Jeff's Reviews

Thoughts on every movie I've ever seen.

The Shining (1980)

Directed by Stanley Kubrick

Starring Jack Nicholson, Shelley Duvall, Danny Lloyd, Scatman Crothers


Nice flavor, as with most of Kubrick’s work. Kubrick’s style is very interesting and very apparent when you compare The Shining with 2001: A Space Odyssey and A Clockwork Orange. Formally, he uses extreme, bright, ultra-saturated contrasting colors or many similar drab colors. He also uses almost perfectly symmetrical square and rectangular buildings, furniture, and structures. Kubrick likes to convey spaciousness in room and outdoor POV and establishing shots, a neat way of suggesting isolation. His sets look remarkably sterile. Kubrick also uses unrealistically smooth motions (sometimes in slow-motion), whether it’s a person staring or moving or a door opening. Often, these motions are made in silence, making them even stranger. Odd camera angles really work for Kubrick, especially in The Shining. The Steadi-Cam following a character is another of Kubrick’s favorite toys. With his films, Kubrick likes to lead us into the unknown with the potential of danger, and he likes using orchestral noise and/or a choir holding a note for the duration of key scenes. Kubrick also likes to use title graphics to change the time/place of a story using a plain typeface on a black screen, a method which seems to “pause” the movie. Kubrick’s stories are generally slow-moving (which isn’t necessarily a bad thing) and use relatively few temporal cuts.

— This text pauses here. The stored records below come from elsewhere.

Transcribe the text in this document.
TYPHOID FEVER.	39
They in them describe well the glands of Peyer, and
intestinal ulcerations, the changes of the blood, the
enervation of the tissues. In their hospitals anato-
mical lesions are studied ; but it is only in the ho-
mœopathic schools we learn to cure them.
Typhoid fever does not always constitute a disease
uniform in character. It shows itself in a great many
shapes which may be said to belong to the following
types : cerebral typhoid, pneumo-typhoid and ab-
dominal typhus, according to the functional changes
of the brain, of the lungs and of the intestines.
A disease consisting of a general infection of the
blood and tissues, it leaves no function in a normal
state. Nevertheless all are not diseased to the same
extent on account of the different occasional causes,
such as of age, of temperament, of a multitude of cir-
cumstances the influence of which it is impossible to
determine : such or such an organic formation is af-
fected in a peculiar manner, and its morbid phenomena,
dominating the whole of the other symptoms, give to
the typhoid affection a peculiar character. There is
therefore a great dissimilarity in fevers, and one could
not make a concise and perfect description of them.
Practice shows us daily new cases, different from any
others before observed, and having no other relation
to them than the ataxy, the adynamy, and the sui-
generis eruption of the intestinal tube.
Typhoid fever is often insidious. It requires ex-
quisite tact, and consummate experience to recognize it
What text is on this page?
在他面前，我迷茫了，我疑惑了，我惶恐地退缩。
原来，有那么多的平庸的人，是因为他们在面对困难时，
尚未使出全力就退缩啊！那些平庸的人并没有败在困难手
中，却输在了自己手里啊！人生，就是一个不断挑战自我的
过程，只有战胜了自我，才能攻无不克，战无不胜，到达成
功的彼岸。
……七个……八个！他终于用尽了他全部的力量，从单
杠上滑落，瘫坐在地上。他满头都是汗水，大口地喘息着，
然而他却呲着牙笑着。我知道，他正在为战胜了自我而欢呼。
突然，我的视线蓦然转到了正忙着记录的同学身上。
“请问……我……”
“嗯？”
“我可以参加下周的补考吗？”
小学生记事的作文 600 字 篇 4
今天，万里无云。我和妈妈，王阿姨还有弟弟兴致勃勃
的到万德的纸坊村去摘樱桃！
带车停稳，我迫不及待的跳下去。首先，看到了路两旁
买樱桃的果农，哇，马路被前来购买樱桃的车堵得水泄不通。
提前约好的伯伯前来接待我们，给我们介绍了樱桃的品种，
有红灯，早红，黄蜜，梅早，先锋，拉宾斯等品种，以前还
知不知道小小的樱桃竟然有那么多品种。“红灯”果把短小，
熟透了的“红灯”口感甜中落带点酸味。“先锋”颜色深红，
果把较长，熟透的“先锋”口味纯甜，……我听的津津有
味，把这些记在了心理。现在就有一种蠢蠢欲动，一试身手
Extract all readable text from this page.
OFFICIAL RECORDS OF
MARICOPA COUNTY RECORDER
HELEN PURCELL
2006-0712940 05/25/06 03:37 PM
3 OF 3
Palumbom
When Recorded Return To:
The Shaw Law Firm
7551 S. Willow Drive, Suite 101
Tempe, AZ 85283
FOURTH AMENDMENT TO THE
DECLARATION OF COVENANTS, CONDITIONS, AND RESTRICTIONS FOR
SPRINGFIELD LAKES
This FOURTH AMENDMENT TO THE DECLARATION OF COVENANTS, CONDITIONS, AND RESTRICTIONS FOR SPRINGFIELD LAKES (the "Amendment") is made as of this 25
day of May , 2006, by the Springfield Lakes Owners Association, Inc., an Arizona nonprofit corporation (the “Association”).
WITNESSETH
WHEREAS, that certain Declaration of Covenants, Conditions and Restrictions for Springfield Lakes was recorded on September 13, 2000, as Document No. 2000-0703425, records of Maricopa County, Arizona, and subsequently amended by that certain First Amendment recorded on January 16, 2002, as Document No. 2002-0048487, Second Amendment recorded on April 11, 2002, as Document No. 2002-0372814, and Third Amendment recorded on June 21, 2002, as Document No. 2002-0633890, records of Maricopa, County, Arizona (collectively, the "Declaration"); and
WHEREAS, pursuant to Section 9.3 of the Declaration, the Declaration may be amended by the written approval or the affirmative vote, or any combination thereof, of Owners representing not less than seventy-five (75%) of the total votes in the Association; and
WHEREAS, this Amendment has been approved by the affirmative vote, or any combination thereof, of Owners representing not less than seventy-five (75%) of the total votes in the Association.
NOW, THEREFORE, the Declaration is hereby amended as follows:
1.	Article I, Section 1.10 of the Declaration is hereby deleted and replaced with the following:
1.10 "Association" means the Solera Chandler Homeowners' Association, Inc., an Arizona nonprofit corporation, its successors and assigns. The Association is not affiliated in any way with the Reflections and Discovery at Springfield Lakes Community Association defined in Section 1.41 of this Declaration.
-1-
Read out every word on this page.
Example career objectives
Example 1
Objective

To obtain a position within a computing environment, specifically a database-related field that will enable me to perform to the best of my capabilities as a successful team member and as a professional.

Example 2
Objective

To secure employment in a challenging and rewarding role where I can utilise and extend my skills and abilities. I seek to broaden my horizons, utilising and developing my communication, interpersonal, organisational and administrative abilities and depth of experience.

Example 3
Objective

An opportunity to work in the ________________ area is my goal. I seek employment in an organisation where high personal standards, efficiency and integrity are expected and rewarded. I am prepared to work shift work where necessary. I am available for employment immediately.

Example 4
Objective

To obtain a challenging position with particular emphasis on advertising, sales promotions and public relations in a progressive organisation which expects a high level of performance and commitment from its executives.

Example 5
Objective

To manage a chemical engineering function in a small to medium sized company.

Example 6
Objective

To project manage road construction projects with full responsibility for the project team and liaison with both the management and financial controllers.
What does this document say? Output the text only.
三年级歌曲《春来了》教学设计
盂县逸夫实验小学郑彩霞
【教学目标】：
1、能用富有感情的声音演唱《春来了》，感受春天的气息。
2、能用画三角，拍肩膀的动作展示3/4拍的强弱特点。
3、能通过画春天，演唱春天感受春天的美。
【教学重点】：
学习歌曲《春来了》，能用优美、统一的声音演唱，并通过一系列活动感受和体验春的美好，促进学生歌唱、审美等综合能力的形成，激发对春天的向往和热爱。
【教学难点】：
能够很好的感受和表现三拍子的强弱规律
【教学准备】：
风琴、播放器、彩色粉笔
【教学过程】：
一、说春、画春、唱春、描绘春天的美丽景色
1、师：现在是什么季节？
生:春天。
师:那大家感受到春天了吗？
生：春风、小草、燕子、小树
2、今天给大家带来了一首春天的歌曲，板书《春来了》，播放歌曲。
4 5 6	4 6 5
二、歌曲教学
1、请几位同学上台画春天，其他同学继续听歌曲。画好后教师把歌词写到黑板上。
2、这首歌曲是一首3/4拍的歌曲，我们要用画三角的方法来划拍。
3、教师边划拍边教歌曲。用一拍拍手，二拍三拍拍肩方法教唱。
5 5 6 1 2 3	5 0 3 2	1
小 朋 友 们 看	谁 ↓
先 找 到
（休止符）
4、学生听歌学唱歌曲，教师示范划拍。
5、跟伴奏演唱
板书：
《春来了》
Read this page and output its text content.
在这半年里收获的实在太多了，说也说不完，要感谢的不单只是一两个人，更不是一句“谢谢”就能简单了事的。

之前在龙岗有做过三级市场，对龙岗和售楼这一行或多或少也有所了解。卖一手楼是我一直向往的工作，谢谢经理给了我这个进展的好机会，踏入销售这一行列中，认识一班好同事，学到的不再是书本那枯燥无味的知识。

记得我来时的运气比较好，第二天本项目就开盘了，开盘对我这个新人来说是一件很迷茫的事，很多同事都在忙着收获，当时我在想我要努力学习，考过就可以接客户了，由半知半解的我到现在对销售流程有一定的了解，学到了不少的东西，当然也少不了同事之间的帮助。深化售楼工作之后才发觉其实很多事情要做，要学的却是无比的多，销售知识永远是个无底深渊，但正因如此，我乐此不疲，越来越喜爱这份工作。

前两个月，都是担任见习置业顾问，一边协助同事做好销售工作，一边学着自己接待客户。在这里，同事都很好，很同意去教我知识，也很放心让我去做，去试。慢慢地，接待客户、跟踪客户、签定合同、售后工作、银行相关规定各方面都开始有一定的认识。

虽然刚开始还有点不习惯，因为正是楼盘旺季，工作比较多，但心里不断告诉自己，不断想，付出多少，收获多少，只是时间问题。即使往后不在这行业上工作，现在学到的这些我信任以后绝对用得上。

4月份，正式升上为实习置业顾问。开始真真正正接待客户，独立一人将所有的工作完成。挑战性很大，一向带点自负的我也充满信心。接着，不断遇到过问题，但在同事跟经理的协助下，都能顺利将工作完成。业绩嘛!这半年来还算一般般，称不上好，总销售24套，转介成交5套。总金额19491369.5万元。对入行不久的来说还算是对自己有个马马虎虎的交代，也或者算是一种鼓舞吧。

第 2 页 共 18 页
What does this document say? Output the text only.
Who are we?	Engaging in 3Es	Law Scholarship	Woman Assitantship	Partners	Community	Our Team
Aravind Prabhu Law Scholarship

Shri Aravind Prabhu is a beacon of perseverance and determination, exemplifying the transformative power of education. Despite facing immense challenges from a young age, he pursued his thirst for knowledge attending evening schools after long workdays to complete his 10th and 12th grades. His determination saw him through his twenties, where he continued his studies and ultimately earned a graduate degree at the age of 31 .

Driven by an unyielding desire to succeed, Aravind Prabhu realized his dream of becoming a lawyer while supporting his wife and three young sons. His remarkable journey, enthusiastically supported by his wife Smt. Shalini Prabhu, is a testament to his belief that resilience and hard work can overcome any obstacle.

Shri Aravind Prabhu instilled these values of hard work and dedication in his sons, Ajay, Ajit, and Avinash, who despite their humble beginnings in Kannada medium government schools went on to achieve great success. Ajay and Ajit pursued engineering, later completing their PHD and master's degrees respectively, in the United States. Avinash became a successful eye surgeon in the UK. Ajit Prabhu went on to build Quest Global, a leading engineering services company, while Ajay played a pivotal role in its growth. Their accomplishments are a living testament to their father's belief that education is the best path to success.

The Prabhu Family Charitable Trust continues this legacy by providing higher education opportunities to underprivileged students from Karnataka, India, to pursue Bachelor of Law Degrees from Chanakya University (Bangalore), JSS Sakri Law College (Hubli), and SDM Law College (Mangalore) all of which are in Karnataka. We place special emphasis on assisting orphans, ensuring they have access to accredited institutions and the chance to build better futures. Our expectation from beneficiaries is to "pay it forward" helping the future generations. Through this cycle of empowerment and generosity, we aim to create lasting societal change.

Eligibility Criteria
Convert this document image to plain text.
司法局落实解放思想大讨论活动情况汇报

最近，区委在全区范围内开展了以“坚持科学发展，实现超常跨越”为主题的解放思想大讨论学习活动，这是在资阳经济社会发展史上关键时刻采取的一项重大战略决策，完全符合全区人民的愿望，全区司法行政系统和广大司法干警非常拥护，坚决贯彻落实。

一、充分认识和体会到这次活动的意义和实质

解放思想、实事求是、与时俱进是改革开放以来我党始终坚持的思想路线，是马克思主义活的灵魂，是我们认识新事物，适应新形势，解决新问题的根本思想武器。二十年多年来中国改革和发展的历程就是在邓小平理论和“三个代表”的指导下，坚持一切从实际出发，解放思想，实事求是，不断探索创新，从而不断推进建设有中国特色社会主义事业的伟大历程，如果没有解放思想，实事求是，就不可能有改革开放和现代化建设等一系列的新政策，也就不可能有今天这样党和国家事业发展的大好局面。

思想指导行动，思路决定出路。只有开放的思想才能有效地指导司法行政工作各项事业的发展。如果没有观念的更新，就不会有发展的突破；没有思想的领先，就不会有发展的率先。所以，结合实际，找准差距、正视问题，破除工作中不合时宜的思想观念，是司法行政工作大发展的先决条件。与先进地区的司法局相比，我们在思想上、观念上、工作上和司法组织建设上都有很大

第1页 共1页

One of the better horror films out there. Kubrick’s got a knack for it. 2001: A Space Odyssey is almost a horror just because of the way it’s made. One of the things that helps separate The Shining from your cheesy horror film is that it has a real story that takes time to develop. It doesn’t rush into the blood and guts like too many films do today. The schizo kid and Dad are good examples of Doppleganger, a basic tenet of horror (yes Casper, I was taking notes). Thematically, Kubrick’s films are all about a breakdown in communication.

Most films leave the question of whether or not the house is really haunted ambiguous, but in this one, it undoubtedly is (how’d he get out of the food locker?). Then again, the cool twist at the end suggests that the whole story is in this man’s head. So we don’t really know if the house is really haunted or if it’s even there. Kubrick presents the psychic as good, the psychotic as bad. Interestingly, a lot of fairy tale references. The “redrum”/dagger scene is patterned after Psycho, even using the same music. That blood-out-of-the-elevators shot was kinda cool.

The acting is pretty shitty overall. Nicholson is pretty good as the psychotic (and even pretty funny at times), but as a normal guy, he seems pretty stale. Duvall is kind of ugly (which I suppose may have been good for the part), but her acting was unacceptably atrocious. It would have been better if Kubrick casted a decent-looking woman with the ability to portray realistic human emotions. That way, as the only sane person in the film, there would have been a good contrast between her and the others, showing us and emphasizing how truly fucked up the kid and Dad really are.